Le Tribunal Administratif de Toulouse a rejeté la requête de M. C..., ressortissant algérien, contestant l'arrêté préfectoral du 19 septembre 2024 refusant son titre de séjour et l'obligeant à quitter le territoire. Le tribunal a écarté les moyens d'incompétence et d'insuffisance de motivation, jugeant la décision suffisamment motivée au regard des stipulations de l'accord franco-algérien et du code de l'entrée et du séjour des étrangers. La solution retenue est le rejet de l'ensemble des conclusions, confirmant la légalité des décisions attaquées.
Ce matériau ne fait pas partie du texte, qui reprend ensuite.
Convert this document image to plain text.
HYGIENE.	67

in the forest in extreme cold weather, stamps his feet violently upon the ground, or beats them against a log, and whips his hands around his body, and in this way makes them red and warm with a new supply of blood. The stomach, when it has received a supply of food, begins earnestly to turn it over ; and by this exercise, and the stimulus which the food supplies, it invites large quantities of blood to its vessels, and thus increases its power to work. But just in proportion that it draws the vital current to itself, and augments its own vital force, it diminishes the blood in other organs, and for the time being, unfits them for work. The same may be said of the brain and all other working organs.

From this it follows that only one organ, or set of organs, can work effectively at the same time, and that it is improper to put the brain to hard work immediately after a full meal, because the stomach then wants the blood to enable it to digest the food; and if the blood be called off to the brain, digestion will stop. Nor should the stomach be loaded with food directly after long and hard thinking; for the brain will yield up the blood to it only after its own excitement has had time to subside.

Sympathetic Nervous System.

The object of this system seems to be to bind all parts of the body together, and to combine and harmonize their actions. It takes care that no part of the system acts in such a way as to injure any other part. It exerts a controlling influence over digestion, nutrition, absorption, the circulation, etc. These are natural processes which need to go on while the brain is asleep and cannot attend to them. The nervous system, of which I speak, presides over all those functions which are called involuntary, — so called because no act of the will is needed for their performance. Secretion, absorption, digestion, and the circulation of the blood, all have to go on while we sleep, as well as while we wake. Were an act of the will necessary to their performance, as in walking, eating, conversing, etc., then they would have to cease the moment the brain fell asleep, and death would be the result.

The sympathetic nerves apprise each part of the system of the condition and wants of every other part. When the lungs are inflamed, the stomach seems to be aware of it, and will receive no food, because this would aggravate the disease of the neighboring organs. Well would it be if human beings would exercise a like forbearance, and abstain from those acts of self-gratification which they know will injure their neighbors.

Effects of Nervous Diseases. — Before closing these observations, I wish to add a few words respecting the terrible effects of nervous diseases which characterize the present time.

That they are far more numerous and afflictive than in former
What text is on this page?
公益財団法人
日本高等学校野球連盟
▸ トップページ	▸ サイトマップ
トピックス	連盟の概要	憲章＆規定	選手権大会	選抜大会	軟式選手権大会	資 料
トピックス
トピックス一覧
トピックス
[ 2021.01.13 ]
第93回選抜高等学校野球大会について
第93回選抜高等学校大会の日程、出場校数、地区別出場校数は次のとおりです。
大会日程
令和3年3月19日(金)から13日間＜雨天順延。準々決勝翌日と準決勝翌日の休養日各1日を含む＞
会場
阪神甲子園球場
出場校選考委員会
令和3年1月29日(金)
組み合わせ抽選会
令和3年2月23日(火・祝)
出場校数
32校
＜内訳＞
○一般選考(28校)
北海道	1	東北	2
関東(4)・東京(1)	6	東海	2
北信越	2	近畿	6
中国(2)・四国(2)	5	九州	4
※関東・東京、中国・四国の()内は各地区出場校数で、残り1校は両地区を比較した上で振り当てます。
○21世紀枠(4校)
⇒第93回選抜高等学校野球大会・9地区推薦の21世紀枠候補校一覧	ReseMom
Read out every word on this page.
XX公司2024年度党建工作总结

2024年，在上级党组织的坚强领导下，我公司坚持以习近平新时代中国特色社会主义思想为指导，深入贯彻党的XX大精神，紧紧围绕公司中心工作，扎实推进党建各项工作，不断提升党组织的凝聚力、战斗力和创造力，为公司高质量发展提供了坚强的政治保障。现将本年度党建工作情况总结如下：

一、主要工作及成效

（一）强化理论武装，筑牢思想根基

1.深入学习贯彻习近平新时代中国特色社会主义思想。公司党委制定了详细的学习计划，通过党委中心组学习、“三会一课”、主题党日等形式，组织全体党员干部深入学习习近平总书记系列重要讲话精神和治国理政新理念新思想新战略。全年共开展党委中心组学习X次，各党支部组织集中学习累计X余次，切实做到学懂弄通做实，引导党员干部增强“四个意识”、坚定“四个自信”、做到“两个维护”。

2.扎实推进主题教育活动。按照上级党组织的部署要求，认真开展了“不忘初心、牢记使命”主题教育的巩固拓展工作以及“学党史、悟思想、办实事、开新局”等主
Avocat : DIALEKTIK AVOCATS AARPI

18 février 2026• 1ère Chambre
TA31Décision• Excès de pouvoir

Tribunal Administratif de Toulouse — N° TA31-2503003

Le Tribunal Administratif de Toulouse a rejeté la requête de M. C..., ressortissant ghanéen, contestant l'arrêté du préfet de la Haute-Garonne refusant son titre de séjour et l'obligeant à quitter le territoire. Le tribunal a écarté le moyen d'incompétence, la signataire bénéficiant d'une délégation régulière, et a jugé la décision suffisamment motivée au regard des vérifications effectuées (fichier Visabio, enquête pour fraude d'identité). La solution retenue est le rejet de l'ensemble des conclusions, fondé sur les articles L. 435-3 et L. 611-1 du code de l'entrée et du séjour des étrangers et du droit d'asile, ainsi que sur l'article 8 de la Convention européenne des droits de l'homme.